Growing up, I took for granted the seductive perfume of Italian food, a constant in my mom’s kitchen. The sizzle of garlic and onions in a cast iron pan is music to my ears and delightful to breathe in as I cook now, but back then I didn’t give it a second thought. It took me a while to realize that not all my friends ate the same way we did at home. Didn’t everyone eat broccoli and fava beans and pasta with fresh tomato sauce, sprinkled with freshly grated Romano cheese? While my friends were being served broccoli with cheddar cheese sauce, I was eating cauliflower fried in olive oil with crushed garlic and sprinkled with vinegar. My friends had never heard of calamari. Some didn’t know what a fresh fig was! And don’t even get me started on the Feast of the Seven Fishes on Christmas Eve with octopus salad as one of the highlights.
In all my childhood and teen years, my mother never once made the meals my non-Italian friends routinely ate—macaroni and cheese or tuna noodle casserole. She rarely made hamburgers, hot dogs, or grilled cheese sandwiches. I was a teenager before I ever had macaroni and cheese at a friend’s house, and she laughed at me when I said I had never eaten mac and cheese before. But turnabout is fair play—she had never had pasta e fagioli (pasta and beans) before she had it at my house.
My mom had (and still does have) a repertoire of countless pasta e fagioli dishes. It is peasant food that has finally come into vogue. I enjoyed it growing up; and, to this day, I have never met a bean I didn’t want to incorporate into a pasta dish.
This pasta dish is a simple recipe I created years ago. It goes together pretty quickly, so it’s an easy meal to fix after work. If I can get a dish on the table in 30 minutes or less, I call that a work-friendly meal.
By the way, if beans make you gassy, all that means is that you haven’t incorporated enough of them in your diet. This dish will help—better get going on it!
p.s. Did I mention how delicious it is?
Radiatore with Cannellini & Broccoli
- 1 lb. radiatore (lots of ruffles to catch the sauce!) or rotini or penne or whatever
- 1/3 cup olive oil
- 5 to 6 cloves garlic, minced
- 16-oz. can cannellini beans, drained and rinsed
- 1/8 tsp. cayenne pepper
- salt and freshly ground black pepper to taste
- 1 to 1 1/2 cups pasta cooking water (see below)

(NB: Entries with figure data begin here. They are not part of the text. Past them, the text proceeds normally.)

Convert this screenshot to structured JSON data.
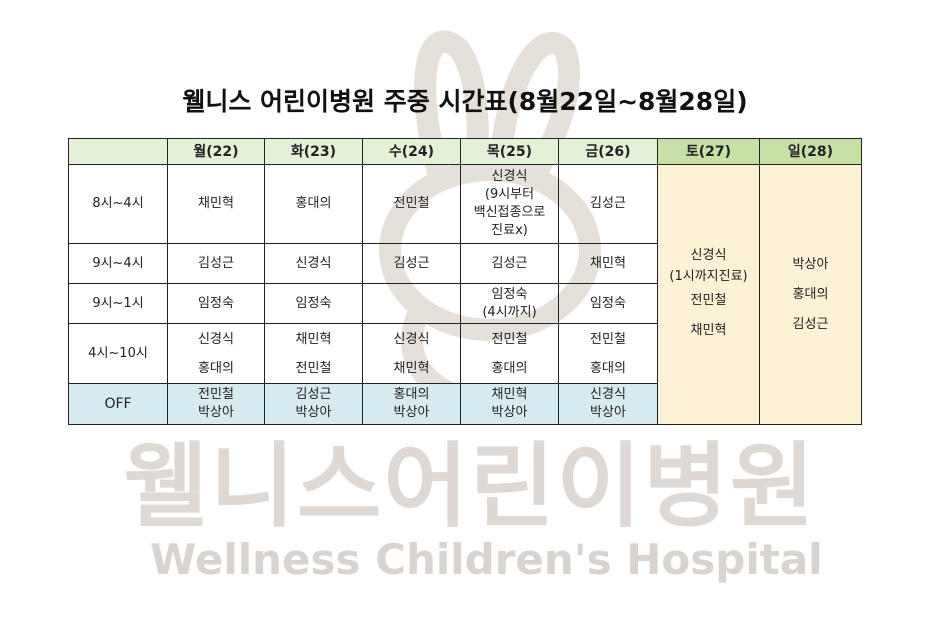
{
  "title": "웰니스 어린이병원 주중 시간표(8월22일~8월28일)",
  "watermark": {
    "ko": "웰니스어린이병원",
    "en": "Wellness Children's Hospital",
    "logo": "rabbit-logo"
  },
  "colors": {
    "header": "#e4f0d8",
    "weekend_header": "#c6e0a8",
    "weekend_cell": "#fdf0d2",
    "off_row": "#d6ebf0"
  },
  "headers": [
    "",
    "월(22)",
    "화(23)",
    "수(24)",
    "목(25)",
    "금(26)",
    "토(27)",
    "일(28)"
  ],
  "rows": [
    {
      "time": "8시~4시",
      "cells": [
        "채민혁",
        "홍대의",
        "전민철",
        "신경식\n(9시부터\n백신접종으로\n진료x)",
        "김성근"
      ]
    },
    {
      "time": "9시~4시",
      "cells": [
        "김성근",
        "신경식",
        "김성근",
        "김성근",
        "채민혁"
      ]
    },
    {
      "time": "9시~1시",
      "cells": [
        "임정숙",
        "임정숙",
        "",
        "임정숙\n(4시까지)",
        "임정숙"
      ]
    },
    {
      "time": "4시~10시",
      "cells": [
        "신경식\n홍대의",
        "채민혁\n전민철",
        "신경식\n채민혁",
        "전민철\n홍대의",
        "전민철\n홍대의"
      ]
    },
    {
      "time": "OFF",
      "cells": [
        "전민철\n박상아",
        "김성근\n박상아",
        "홍대의\n박상아",
        "채민혁\n박상아",
        "신경식\n박상아"
      ]
    }
  ],
  "saturday": [
    "신경식",
    "(1시까지진료)",
    "전민철",
    "채민혁"
  ],
  "sunday": [
    "박상아",
    "홍대의",
    "김성근"
  ]
}
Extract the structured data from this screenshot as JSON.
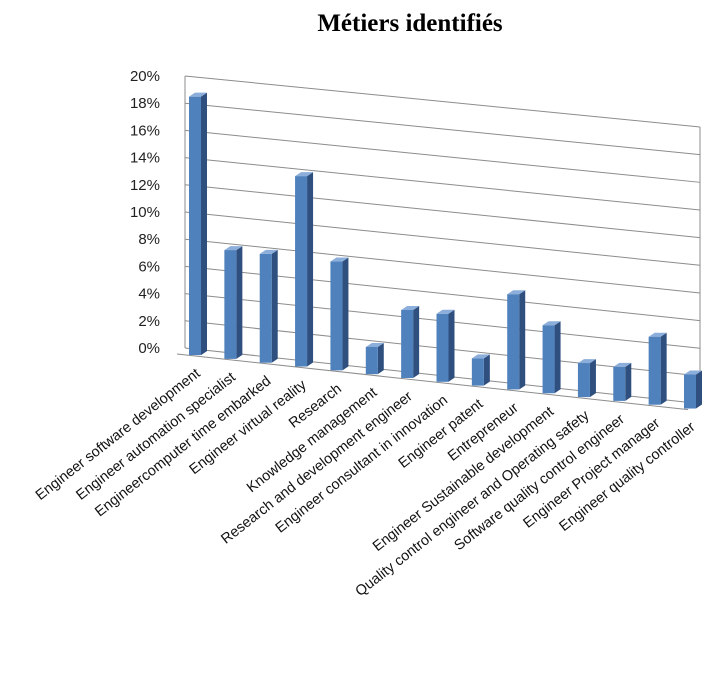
{
  "chart_data": {
    "type": "bar",
    "title": "Métiers identifiés",
    "xlabel": "",
    "ylabel": "",
    "ylim": [
      0,
      20
    ],
    "ytick_labels": [
      "0%",
      "2%",
      "4%",
      "6%",
      "8%",
      "10%",
      "12%",
      "14%",
      "16%",
      "18%",
      "20%"
    ],
    "grid": true,
    "legend": "none",
    "categories": [
      "Engineer software development",
      "Engineer automation specialist",
      "Engineercomputer time embarked",
      "Engineer virtual reality",
      "Research",
      "Knowledge management",
      "Research and development engineer",
      "Engineer consultant in innovation",
      "Engineer patent",
      "Entrepreneur",
      "Engineer Sustainable development",
      "Quality control engineer and Operating safety",
      "Software quality control engineer",
      "Engineer Project manager",
      "Engineer quality controller"
    ],
    "values": [
      19,
      8,
      8,
      14,
      8,
      2,
      5,
      5,
      2,
      7,
      5,
      2.5,
      2.5,
      5,
      2.5
    ],
    "colors": {
      "bar_front": "#4F81BD",
      "bar_side": "#2F4F7F",
      "bar_top": "#8CAEDB",
      "grid": "#8c8c8c"
    }
  }
}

- 3/4 cup freshly grated Romano cheese
- 1/4 cup chopped fresh parsley
- 1 large bunch of broccoli, cut into florets and steamed tender crisp
After you have steamed the broccoli; set it aside. Cook the pasta in plenty of boiling salted water until it is tender but still has some bite (al dente). Remove about a cup and a half of the pasta cooking liquid and set it aside. Drain the pasta into a colander and set it aside as well. (I prefer to time it so that once the pasta is cooked I can dump it right in with the beans in the large frying pan.)
In a very large frying pan (at least 12″ diameter), heat the oil and cook the garlic for 30 to 60 seconds until it is just starting to turn light brown. Add the beans, cayenne, salt and black pepper. Cook for 1 minute, stirring; then add the pasta. Add the cheese and the reserved pasta cooking water alternately, stirring to melt the cheese after each addition. Add enough water to get the sauce to your preferred consistency. Stir in cooked broccoli. Sprinkle with parsley and serve at once.
I always serve this Italian style—straight from the pan; but, if you want to get fancy schmancy, get out a large pasta bowl and make it more presentable. There will be one more bowl to wash, but it’s just as tasty either way.